The conversion rate is used to calculate pensions from accrued assets. UBS did not indicate what the reduction would be.

The measures would take effect from the beginning of next year “to support the long-term financial stability of the pension fund”, UBS said.

The measures were being taken as a result of the effects of continuing low or even negative interest rates, diminished investment return expectations and increasing life expectancy, it said.

The measures would have no effect on current UBS pensioners.

Together with UBS’ payment of up to CHF720m, the measures would reduce the pension obligation the company must report under International Financial Reporting Standards, resulting in a pre-tax gain of CHF225m in the first quarter of 2018.
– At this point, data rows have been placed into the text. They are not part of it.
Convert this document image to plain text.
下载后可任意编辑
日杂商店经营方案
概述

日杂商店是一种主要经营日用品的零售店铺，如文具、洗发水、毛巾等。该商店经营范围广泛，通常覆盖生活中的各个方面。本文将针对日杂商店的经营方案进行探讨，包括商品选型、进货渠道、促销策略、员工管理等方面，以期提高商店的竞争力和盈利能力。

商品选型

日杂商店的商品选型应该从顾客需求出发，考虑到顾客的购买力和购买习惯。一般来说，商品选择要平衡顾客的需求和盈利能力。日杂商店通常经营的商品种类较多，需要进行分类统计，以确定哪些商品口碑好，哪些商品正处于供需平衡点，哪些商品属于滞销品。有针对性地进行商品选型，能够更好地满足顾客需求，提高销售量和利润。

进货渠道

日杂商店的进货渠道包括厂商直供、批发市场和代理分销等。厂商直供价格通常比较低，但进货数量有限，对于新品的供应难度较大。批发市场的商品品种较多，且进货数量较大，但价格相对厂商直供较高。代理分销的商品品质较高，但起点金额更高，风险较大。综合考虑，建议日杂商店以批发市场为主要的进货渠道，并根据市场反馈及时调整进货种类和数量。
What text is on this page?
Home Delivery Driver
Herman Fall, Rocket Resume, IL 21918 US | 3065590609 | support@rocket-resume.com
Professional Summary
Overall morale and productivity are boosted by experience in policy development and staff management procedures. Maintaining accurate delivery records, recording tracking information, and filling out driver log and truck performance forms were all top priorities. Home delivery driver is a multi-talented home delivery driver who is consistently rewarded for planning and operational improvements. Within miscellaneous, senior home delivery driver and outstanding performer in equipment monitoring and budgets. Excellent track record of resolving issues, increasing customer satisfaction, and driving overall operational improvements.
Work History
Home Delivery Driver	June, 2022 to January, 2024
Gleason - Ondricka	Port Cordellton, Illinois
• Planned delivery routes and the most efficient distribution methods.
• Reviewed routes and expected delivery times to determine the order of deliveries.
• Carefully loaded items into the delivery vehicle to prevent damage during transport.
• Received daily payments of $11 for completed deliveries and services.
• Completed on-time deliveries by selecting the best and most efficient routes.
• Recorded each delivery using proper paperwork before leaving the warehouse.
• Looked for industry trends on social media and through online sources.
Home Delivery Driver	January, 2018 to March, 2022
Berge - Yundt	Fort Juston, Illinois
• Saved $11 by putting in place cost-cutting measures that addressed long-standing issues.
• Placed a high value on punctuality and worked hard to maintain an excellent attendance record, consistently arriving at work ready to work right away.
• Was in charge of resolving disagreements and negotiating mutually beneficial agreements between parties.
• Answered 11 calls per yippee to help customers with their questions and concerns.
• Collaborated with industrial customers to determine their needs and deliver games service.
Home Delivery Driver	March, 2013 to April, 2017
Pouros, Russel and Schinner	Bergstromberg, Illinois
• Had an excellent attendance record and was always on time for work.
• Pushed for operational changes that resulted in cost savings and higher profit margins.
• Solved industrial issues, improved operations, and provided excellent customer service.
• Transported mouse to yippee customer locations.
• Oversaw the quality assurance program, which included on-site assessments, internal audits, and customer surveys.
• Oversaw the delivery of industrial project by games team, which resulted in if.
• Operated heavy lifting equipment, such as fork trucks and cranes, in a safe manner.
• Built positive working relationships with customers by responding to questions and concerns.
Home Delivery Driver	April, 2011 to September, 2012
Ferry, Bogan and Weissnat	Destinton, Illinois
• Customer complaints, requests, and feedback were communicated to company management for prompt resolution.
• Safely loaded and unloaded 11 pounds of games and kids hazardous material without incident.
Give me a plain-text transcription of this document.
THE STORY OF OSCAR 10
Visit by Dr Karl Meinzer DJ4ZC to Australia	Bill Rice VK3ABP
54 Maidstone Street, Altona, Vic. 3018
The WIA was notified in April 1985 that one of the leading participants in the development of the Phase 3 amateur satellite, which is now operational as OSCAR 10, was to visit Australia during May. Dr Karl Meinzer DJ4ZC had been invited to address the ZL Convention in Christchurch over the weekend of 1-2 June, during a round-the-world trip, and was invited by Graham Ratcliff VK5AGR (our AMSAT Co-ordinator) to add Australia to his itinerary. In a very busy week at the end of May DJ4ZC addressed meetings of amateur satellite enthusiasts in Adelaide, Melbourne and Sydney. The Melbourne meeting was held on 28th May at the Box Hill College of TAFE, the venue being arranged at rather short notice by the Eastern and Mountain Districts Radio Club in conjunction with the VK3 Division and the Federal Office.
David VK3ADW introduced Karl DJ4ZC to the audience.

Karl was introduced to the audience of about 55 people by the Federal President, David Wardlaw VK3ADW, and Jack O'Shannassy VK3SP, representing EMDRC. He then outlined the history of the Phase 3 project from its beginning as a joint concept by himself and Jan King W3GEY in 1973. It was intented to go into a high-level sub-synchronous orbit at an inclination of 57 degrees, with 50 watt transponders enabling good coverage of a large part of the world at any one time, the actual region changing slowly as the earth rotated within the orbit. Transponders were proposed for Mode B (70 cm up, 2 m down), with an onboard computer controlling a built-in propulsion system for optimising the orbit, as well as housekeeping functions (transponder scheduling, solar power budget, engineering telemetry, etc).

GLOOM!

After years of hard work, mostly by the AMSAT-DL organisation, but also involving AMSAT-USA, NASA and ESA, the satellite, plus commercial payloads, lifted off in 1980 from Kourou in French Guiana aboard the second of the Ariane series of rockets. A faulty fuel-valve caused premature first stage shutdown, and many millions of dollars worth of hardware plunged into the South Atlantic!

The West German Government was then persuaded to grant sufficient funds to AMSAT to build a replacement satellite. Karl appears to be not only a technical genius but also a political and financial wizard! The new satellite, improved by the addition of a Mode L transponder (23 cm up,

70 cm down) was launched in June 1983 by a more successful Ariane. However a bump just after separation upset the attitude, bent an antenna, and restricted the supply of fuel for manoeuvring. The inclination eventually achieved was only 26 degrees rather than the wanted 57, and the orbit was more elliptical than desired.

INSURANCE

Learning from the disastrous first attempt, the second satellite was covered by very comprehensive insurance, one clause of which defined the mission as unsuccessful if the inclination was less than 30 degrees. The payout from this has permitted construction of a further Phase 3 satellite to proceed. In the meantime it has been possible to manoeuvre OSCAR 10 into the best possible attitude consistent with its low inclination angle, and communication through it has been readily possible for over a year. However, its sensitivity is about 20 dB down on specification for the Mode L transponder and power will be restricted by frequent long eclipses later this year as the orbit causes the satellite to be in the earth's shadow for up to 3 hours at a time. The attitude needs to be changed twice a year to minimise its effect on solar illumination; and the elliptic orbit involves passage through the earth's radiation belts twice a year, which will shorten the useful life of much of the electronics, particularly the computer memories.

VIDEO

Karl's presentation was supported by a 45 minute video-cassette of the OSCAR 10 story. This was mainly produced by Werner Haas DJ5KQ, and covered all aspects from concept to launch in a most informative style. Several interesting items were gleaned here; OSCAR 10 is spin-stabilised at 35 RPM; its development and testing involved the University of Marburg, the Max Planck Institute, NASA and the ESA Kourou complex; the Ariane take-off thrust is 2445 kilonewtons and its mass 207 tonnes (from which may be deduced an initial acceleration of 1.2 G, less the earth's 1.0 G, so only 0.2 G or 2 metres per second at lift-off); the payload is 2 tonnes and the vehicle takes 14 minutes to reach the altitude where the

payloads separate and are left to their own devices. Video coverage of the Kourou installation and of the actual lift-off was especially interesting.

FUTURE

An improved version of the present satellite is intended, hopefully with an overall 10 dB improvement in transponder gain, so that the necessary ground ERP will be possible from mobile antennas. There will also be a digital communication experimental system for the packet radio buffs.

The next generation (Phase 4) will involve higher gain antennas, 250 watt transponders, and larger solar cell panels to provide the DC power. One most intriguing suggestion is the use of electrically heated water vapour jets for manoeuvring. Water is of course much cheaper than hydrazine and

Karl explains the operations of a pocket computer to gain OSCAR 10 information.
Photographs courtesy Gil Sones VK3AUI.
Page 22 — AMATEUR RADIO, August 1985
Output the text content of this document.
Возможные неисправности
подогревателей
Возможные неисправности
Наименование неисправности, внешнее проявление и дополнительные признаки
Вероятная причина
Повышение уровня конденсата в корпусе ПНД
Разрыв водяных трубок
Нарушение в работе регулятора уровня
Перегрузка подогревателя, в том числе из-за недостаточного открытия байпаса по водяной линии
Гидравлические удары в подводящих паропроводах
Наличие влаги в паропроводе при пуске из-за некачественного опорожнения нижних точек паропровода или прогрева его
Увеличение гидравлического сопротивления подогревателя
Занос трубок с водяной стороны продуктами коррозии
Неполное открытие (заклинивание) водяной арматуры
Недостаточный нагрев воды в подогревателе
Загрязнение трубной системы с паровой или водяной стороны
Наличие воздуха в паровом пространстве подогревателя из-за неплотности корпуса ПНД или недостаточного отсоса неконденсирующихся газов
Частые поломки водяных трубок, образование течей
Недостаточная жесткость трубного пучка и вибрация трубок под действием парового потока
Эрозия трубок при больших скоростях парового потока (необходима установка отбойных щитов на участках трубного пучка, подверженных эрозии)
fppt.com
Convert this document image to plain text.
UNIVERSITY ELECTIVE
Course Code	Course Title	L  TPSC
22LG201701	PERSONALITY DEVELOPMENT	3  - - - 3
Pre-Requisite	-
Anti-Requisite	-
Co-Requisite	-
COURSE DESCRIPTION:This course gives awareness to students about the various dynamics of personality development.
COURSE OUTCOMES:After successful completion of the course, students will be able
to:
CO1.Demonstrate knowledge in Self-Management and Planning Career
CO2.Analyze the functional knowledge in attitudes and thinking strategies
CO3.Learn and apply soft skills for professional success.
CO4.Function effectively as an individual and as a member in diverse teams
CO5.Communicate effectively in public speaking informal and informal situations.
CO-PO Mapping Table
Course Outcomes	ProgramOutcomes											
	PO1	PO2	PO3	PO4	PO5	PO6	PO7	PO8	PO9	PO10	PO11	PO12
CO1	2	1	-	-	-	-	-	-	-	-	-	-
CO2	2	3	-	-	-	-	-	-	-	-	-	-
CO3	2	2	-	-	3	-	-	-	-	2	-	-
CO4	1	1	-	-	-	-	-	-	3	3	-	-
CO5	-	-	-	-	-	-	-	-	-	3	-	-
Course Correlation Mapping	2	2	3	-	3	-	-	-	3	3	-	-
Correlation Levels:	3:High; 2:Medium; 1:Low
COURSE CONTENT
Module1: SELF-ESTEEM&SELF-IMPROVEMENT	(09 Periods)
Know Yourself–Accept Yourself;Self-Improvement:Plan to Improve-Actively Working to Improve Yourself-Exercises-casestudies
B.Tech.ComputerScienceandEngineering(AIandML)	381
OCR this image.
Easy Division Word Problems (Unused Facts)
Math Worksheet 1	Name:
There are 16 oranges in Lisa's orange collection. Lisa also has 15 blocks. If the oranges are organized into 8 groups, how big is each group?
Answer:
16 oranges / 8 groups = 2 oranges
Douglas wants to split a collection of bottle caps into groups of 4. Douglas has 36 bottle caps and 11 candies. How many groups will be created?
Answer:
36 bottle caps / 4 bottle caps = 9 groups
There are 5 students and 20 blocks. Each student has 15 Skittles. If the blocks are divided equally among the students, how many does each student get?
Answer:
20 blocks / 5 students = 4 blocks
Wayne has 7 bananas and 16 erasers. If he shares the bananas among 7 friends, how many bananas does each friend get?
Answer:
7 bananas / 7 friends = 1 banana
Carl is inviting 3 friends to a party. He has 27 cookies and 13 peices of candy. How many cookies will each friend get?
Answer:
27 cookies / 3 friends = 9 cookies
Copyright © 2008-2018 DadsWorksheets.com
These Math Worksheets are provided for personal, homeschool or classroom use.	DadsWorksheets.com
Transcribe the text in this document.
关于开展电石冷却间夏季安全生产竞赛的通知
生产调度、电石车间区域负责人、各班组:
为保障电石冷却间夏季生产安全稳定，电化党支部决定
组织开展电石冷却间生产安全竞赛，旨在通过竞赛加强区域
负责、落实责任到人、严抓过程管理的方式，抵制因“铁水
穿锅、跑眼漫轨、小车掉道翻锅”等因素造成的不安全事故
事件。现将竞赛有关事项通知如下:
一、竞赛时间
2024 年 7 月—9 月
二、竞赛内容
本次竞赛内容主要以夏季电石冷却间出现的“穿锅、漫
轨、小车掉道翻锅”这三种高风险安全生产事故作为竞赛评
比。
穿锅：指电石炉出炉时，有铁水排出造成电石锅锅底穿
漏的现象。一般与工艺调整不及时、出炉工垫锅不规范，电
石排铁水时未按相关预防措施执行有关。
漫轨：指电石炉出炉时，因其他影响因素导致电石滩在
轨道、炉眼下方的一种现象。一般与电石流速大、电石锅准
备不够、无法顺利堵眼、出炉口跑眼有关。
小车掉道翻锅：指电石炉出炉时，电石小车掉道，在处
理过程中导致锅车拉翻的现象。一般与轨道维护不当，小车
The company said the payment would be made in three instalments in 2020, 2021 and 2022.

UBS is far from being alone among Swiss pension funds in lowering its conversion rate. Cuts to the technical interest rate, which feeds through to conversion rates, have been going on for several years as the country’s Pensionskassen try to get their funding positions on a sustainable footing. The pension fund of UBS’ peer Credit Suisse cut its conversion rate more than two years ago.

Willis Towers Watson recently found that the conversion rates for the non-mandatory portion of active members’ accumulated assets ranged between 4.7% and 6.4% at Swiss corporate pension schemes. The average conversion rate upon retirement at the age of 65 had continuously dropped over the past few years, with only 17.4% of all companies in the Swiss Leaders Index still using a conversion rate of more than 6%.